MORNING PRAYER-- O Eternal God, my Savior and Lord, I acknowledge that all I am and all I have is yours. I pray that you will surround me with such a sense of your infinite goodness, that I may return to you all possible love and obedience, through Jesus Christ, Amen.

Psalm 71, Jeremiah 4:9-14, Romans 2:12-24, John 5:19-29

I couldn't post yesterday due to the fact that I have an inner ear infection.... Perfect timing guys, perfect timing. Anyways, the theme that I have heard at least 20 times this week seems to be surrounding worshipping in truth and in Spirit. While I was reading the verses from Romans today, verse 16 made me stop: "This will take place on the day when God judges people's secrets through Jesus Christ, as my gospel declares." I cannot count the amount of times which I have forgotten that God knows all my secrets. He knows them better than I do even. This is a pretty scary thought to me. And after I read this verse, I felt unsettled, but immediately tried to make myself feel better by comparing my secrets to someone else's, you know what I mean, the common "well, at least I'm not like (insert person you're judging here)." Ridiculous! On judgement day, Jesus isn't going to look at me and say, "you do have secrets, but yours aren't as bad as hers... so, you're in!" He is going to judge me and me alone. It's gonna be me and Him.

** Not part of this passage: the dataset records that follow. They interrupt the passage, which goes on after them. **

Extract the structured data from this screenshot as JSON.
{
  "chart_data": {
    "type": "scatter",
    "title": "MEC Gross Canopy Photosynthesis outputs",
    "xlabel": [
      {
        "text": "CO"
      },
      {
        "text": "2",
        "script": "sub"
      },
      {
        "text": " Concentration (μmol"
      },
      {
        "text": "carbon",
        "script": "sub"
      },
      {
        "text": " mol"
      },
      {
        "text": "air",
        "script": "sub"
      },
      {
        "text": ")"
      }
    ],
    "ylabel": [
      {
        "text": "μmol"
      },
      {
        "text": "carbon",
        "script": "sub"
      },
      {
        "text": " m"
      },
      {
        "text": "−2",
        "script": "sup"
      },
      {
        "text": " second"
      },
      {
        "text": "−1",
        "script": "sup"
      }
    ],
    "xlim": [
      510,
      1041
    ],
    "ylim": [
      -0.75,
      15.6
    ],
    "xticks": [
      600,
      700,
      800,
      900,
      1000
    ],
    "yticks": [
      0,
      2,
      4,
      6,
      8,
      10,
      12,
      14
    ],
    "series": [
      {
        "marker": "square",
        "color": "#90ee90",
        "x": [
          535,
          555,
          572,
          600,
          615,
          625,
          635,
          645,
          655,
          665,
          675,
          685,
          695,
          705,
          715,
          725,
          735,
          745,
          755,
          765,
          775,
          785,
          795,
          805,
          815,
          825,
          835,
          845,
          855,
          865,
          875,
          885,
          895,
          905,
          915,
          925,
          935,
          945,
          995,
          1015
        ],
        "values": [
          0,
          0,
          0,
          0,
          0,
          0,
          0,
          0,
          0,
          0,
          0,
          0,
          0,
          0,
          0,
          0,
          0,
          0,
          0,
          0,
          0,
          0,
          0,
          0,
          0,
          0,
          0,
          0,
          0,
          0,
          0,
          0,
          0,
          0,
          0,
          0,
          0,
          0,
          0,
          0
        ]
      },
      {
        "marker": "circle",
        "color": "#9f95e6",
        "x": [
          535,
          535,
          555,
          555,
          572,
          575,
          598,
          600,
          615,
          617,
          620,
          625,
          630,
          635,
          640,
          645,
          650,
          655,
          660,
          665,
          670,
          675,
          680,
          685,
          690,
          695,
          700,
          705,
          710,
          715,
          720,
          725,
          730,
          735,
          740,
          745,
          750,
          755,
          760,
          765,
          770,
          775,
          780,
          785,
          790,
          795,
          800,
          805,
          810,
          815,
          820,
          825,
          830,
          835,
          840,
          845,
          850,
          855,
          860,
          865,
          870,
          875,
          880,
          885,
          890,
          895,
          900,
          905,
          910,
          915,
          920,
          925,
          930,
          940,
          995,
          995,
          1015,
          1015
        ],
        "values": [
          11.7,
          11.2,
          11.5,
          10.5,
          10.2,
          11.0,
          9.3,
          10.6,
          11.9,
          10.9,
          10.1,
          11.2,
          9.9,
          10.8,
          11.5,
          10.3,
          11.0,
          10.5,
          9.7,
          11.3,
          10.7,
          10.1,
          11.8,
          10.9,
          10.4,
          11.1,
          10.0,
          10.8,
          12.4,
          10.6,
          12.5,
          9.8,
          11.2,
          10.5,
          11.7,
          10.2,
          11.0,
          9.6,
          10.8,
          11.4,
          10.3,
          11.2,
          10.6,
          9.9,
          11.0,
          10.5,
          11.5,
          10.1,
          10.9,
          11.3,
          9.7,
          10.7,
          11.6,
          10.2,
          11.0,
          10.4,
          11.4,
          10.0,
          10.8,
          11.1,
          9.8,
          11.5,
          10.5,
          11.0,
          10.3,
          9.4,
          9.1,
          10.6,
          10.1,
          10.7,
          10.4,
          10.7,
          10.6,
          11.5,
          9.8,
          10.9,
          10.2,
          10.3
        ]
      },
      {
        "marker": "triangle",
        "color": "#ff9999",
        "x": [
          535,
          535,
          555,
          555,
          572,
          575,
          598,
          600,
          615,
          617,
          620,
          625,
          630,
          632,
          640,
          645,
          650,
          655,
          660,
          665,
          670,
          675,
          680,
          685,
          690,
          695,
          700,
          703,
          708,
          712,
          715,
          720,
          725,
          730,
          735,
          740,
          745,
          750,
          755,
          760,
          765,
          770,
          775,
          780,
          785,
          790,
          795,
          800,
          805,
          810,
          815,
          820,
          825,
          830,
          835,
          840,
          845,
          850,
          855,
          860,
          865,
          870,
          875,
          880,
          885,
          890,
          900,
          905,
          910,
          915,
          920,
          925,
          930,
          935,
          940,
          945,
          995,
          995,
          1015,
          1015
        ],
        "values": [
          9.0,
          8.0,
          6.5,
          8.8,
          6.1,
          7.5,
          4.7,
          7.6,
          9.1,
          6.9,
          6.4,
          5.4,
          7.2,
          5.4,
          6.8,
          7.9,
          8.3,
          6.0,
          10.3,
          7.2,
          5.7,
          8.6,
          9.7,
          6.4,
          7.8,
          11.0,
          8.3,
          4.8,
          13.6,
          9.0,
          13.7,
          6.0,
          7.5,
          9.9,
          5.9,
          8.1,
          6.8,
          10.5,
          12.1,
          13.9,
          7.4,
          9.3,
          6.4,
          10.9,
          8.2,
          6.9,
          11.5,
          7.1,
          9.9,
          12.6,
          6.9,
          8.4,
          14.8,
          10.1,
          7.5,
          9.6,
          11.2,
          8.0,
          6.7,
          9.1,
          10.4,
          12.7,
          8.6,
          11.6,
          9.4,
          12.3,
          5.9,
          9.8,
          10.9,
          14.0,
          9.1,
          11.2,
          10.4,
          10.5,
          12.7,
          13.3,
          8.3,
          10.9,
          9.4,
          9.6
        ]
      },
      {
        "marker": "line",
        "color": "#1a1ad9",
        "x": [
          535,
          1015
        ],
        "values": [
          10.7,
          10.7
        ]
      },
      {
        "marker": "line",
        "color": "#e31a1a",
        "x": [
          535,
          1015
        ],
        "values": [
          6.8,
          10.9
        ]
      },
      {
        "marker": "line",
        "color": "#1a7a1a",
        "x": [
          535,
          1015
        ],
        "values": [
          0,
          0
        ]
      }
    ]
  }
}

Another reading that goes along with this is Matthew 27:22-26. This is when Pilate washes his hands clean of Jesus' fate. There is no such thing. Everytime I read this, I think about all the odds that were stacked against Pilate, but they were absolutely nothing compared to those against Jesus Christ, which Pilate only added to. I think about how absurd it is for Pilate to think that he had rid himself of any blame and responsibility by leaving it up to the crowd. But, how many times do I do this? I just did it like 5 minutes ago, so that should give you an idea of how often I participate in this kind of shallow thinking. I've got lots of changing to do!

EVENING PRAYER-- O Lord, "the sacrifice acceptable [to you] is a broken spirit; a broken and contrite heart, O God, you will not despise . . . You desire truth in the inward being; therefore teach me wisdom in my secret heart." Amen.